After leading for two months, New York no longer tops the list for steepest job loss as a percentage of total employment for August 2020. According to the BLS, New York and Las Vegas were the returning major markets on the list, although Oakland joined as well this month.
The range of percentage job losses continues to improve each month with a difference of about 20 to 30 basis points (bps) from the lowest to highest on this month’s list. Last month’s list had percentage losses ranging from 12.2% to 14.2%, while the markets on August’s list range from losses of 11.7% to 14%, as the economy continues to show signs of slow improvement.

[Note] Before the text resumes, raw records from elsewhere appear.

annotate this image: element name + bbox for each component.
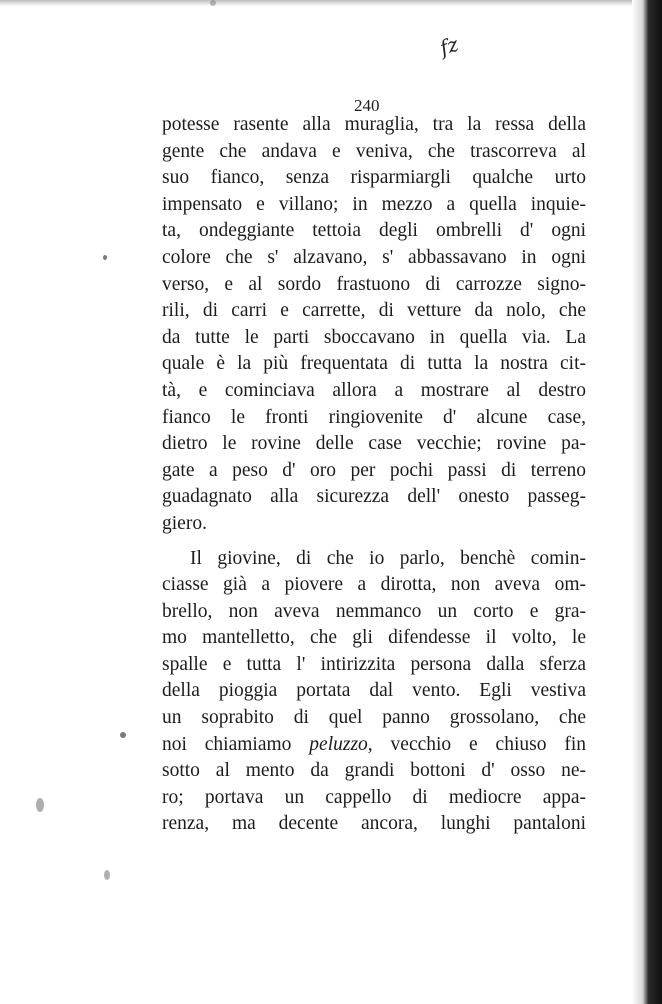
text-line: da tutte le parti sboccavano in quella via. La bbox=[162, 326, 586, 348]
text-line-with-italic bbox=[162, 732, 586, 759]
text-line: potesse rasente alla muraglia, tra la ressa della bbox=[162, 114, 586, 135]
italic-term: peluzzo, bbox=[309, 733, 373, 755]
text-line: giero. bbox=[162, 512, 207, 534]
text-line: della pioggia portata dal vento. Egli vestiva bbox=[162, 680, 586, 702]
page-binding-edge bbox=[632, 0, 662, 1004]
text-line: brello, non aveva nemmanco un corto e gra- bbox=[162, 600, 586, 622]
text-line: spalle e tutta l' intirizzita persona dalla sferza bbox=[162, 653, 586, 675]
text-run: vecchio e chiuso fin bbox=[372, 733, 586, 755]
text-line: un soprabito di quel panno grossolano, che bbox=[162, 707, 586, 729]
text-line: suo fianco, senza risparmiargli qualche urto bbox=[162, 167, 586, 189]
paper-speck bbox=[36, 798, 44, 812]
text-line: dietro le rovine delle case vecchie; rovine pa- bbox=[162, 433, 586, 455]
text-line: renza, ma decente ancora, lunghi pantaloni bbox=[162, 813, 586, 835]
text-line: gente che andava e veniva, che trascorreva al bbox=[162, 140, 586, 162]
body-text bbox=[162, 112, 586, 838]
paragraph-1 bbox=[162, 112, 586, 538]
paper-speck bbox=[104, 870, 110, 880]
page-top-shadow bbox=[0, 0, 662, 6]
handwritten-mark: fz bbox=[436, 31, 462, 61]
text-line: sotto al mento da grandi bottoni d' osso ne- bbox=[162, 760, 586, 782]
paper-speck bbox=[120, 732, 126, 738]
text-line: verso, e al sordo frastuono di carrozze signo- bbox=[162, 273, 586, 295]
text-line: colore che s' alzavano, s' abbassavano in ogni bbox=[162, 246, 586, 268]
text-line: impensato e villano; in mezzo a quella inquie- bbox=[162, 193, 586, 215]
text-line: mo mantelletto, che gli difendesse il volto, le bbox=[162, 627, 586, 649]
text-line: quale è la più frequentata di tutta la nostra cit- bbox=[162, 353, 586, 375]
page-number: 240 bbox=[354, 96, 380, 115]
text-line: rili, di carri e carrette, di vetture da nolo, che bbox=[162, 300, 586, 322]
text-line: ta, ondeggiante tettoia degli ombrelli d' ogni bbox=[162, 220, 586, 242]
paper-speck bbox=[210, 0, 216, 6]
text-line: fianco le fronti ringiovenite d' alcune case, bbox=[162, 406, 586, 428]
text-line: Il giovine, di che io parlo, benchè comin- bbox=[190, 547, 586, 569]
text-line: ciasse già a piovere a dirotta, non aveva om- bbox=[162, 574, 586, 596]
text-line: gate a peso d' oro per pochi passi di terreno bbox=[162, 459, 586, 481]
paragraph-gap bbox=[162, 538, 586, 546]
text-line: tà, e cominciava allora a mostrare al destro bbox=[162, 379, 586, 401]
text-line: guadagnato alla sicurezza dell' onesto passeg- bbox=[162, 486, 586, 508]
text-line: ro; portava un cappello di mediocre appa- bbox=[162, 786, 586, 808]
paragraph-2 bbox=[162, 546, 586, 839]
paper-speck bbox=[103, 255, 107, 260]
text-run: noi chiamiamo bbox=[162, 733, 310, 755]
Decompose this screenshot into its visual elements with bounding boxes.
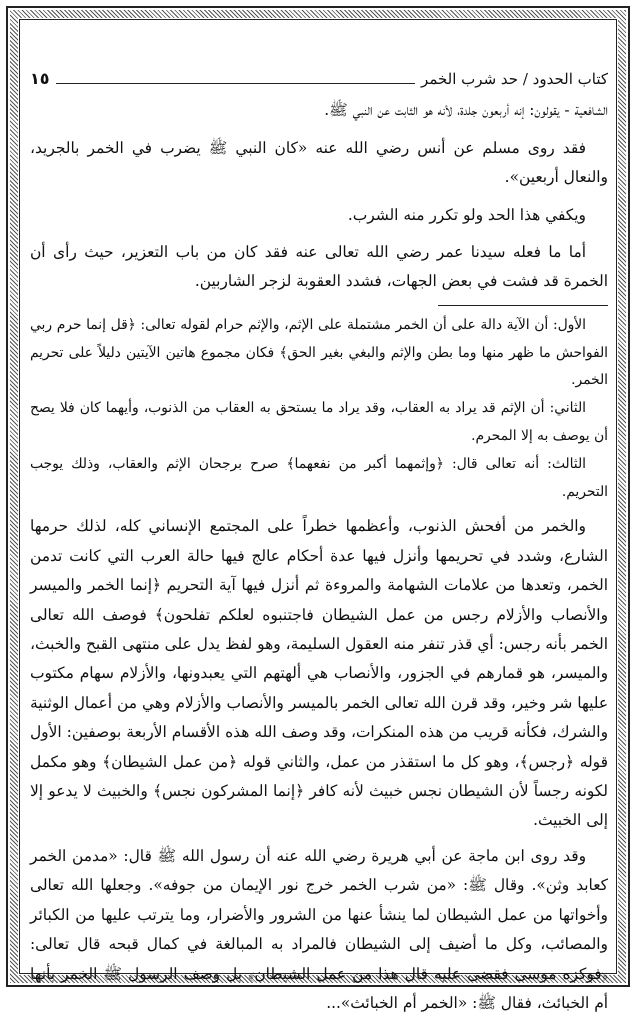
chapter-title: كتاب الحدود / حد شرب الخمر [421,70,608,88]
paragraph-khamr-prohibition: والخمر من أفحش الذنوب، وأعظمها خطراً على المجتمع الإنساني كله، لذلك حرمها الشارع، وشدد في تحريمها وأنزل فيها عدة أحكام عالج فيها حالة العرب التي كانت تدمن الخمر، وتعدها من علامات الشهامة والمروءة ثم أنزل فيها آية التحريم ﴿إنما الخمر والميسر والأنصاب والأزلام رجس من عمل الشيطان فاجتنبوه لعلكم تفلحون﴾ فوصف الله تعالى الخمر بأنه رجس: أي قذر تنفر منه العقول السليمة، وهو لفظ يدل على منتهى القبح والخبث، والميسر، هو قمارهم في الجزور، والأنصاب هي ألهتهم التي يعبدونها، والأزلام سهام مكتوب عليها شر وخير، وقد قرن الله تعالى الخمر بالميسر والأنصاب والأزلام وهي من أعمال الوثنية والشرك، فكأنه قريب من هذه المنكرات، وقد وصف الله هذه الأقسام الأربعة بوصفين: الأول قوله ﴿رجس﴾، وهو كل ما استقذر من عمل، والثاني قوله ﴿من عمل الشيطان﴾ وهو مكمل لكونه رجساً لأن الشيطان نجس خبيث لأنه كافر ﴿إنما المشركون نجس﴾ والخبيث لا يدعو إلا إلى الخبيث. [30,517,608,830]
footnote-second: الثاني: أن الإثم قد يراد به العقاب، وقد يراد ما يستحق به العقاب من الذنوب، وأيهما كان فلا يصح أن يوصف به إلا المحرم. [30,400,608,445]
paragraph-hadd-sufficient: ويكفي هذا الحد ولو تكرر منه الشرب. [347,205,586,224]
page-number: ١٥ [30,69,50,88]
paragraph-shafii: الشافعية - يقولون: إنه أربعون جلدة، لأنه هو الثابت عن النبي ﷺ. [324,101,608,120]
paragraph-umar-tazir: أما ما فعله سيدنا عمر رضي الله تعالى عنه فقد كان من باب التعزير، حيث رأى أن الخمرة قد فشت في بعض الجهات، فشدد العقوبة لزجر الشاربين. [30,243,608,291]
footnote-first: الأول: أن الآية دالة على أن الخمر مشتملة على الإثم، والإثم حرام لقوله تعالى: ﴿قل إنما حرم ربي الفواحش ما ظهر منها وما بطن والإثم والبغي بغير الحق﴾ فكان مجموع هاتين الآيتين دليلاً على تحريم الخمر. [30,316,608,389]
paragraph-hadith-narrations: وقد روى ابن ماجة عن أبي هريرة رضي الله عنه أن رسول الله ﷺ قال: «مدمن الخمر كعابد وثن». وقال ﷺ: «من شرب الخمر خرج نور الإيمان من جوفه». وجعلها الله تعالى وأخواتها من عمل الشيطان لما ينشأ عنها من الشرور والأضرار، وما يترتب عليها من الكبائر والمصائب، وكل ما أضيف إلى الشيطان فالمراد به المبالغة في كمال قبحه قال تعالى: ﴿فوكزه موسى فقضى عليه قال هذا من عمل الشيطان﴾ بل وصف الرسول ﷺ الخمر بأنها أم الخبائث، فقال ﷺ: «الخمر أم الخبائث»... [30,846,608,1012]
book-page [30,64,608,1012]
running-header [30,64,608,94]
header-rule [56,71,416,84]
footnote-separator [438,305,608,306]
footnote-third: الثالث: أنه تعالى قال: ﴿وإثمهما أكبر من نفعهما﴾ صرح برجحان الإثم والعقاب، وذلك يوجب التحريم. [30,455,608,500]
paragraph-muslim-narration: فقد روى مسلم عن أنس رضي الله عنه «كان النبي ﷺ يضرب في الخمر بالجريد، والنعال أربعين». [30,138,608,187]
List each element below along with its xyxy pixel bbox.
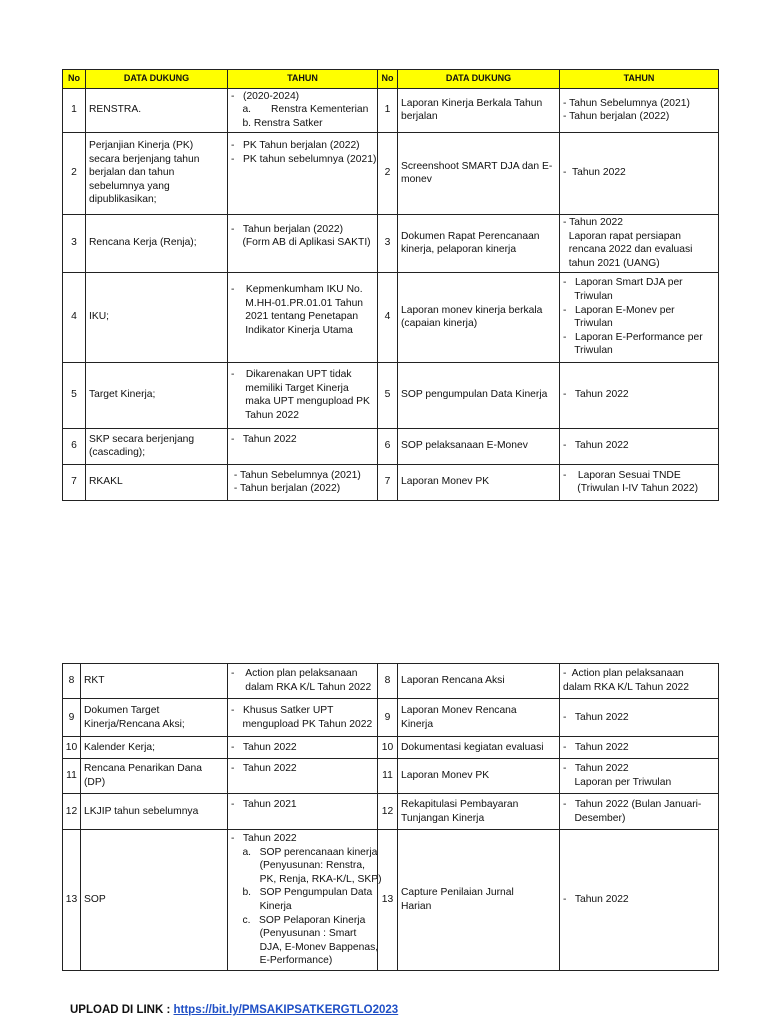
cell-line: - Tahun 2022 (Bulan Januari- — [563, 798, 702, 810]
table-row — [63, 132, 719, 214]
cell-line: - Dikarenakan UPT tidak — [231, 368, 352, 380]
cell-line: Dokumen Target — [84, 704, 160, 716]
table-row — [63, 362, 719, 428]
data-dukung-table-2 — [62, 663, 719, 971]
cell-line: (DP) — [84, 777, 106, 788]
tahun-cell — [560, 830, 719, 971]
data-dukung-cell — [81, 794, 228, 830]
cell-line: - Tahun 2022 — [563, 440, 629, 452]
row-number: 6 — [63, 428, 86, 464]
cell-line: Laporan per Triwulan — [563, 777, 672, 788]
cell-line: - Tahun Sebelumnya (2021) — [231, 469, 361, 481]
cell-line: dalam RKA K/L Tahun 2022 — [563, 682, 689, 693]
row-number: 1 — [378, 88, 398, 132]
tahun-cell — [560, 362, 719, 428]
row-number: 11 — [378, 759, 398, 794]
row-number: 12 — [378, 794, 398, 830]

Although a small market, Hawaii’s Urban Honolulu leads this month’s list with a 14% decrease in employment from last year as the Aloha state’s strict quarantine restrictions and remote accessibility continue to stymie recovery.
As has been the case throughout the current recession, most of the markets that have been the least affected by the lockdowns and economic turmoil have been small markets that are generally anchored by large universities or government employment centers. The largest markets with milder job losses include Chattanooga, TN (-1.5%), Austin (-2.7%), Indianapolis (-2.8%), Dallas (-3.1%), and Salt Lake City, UT (-3.2%).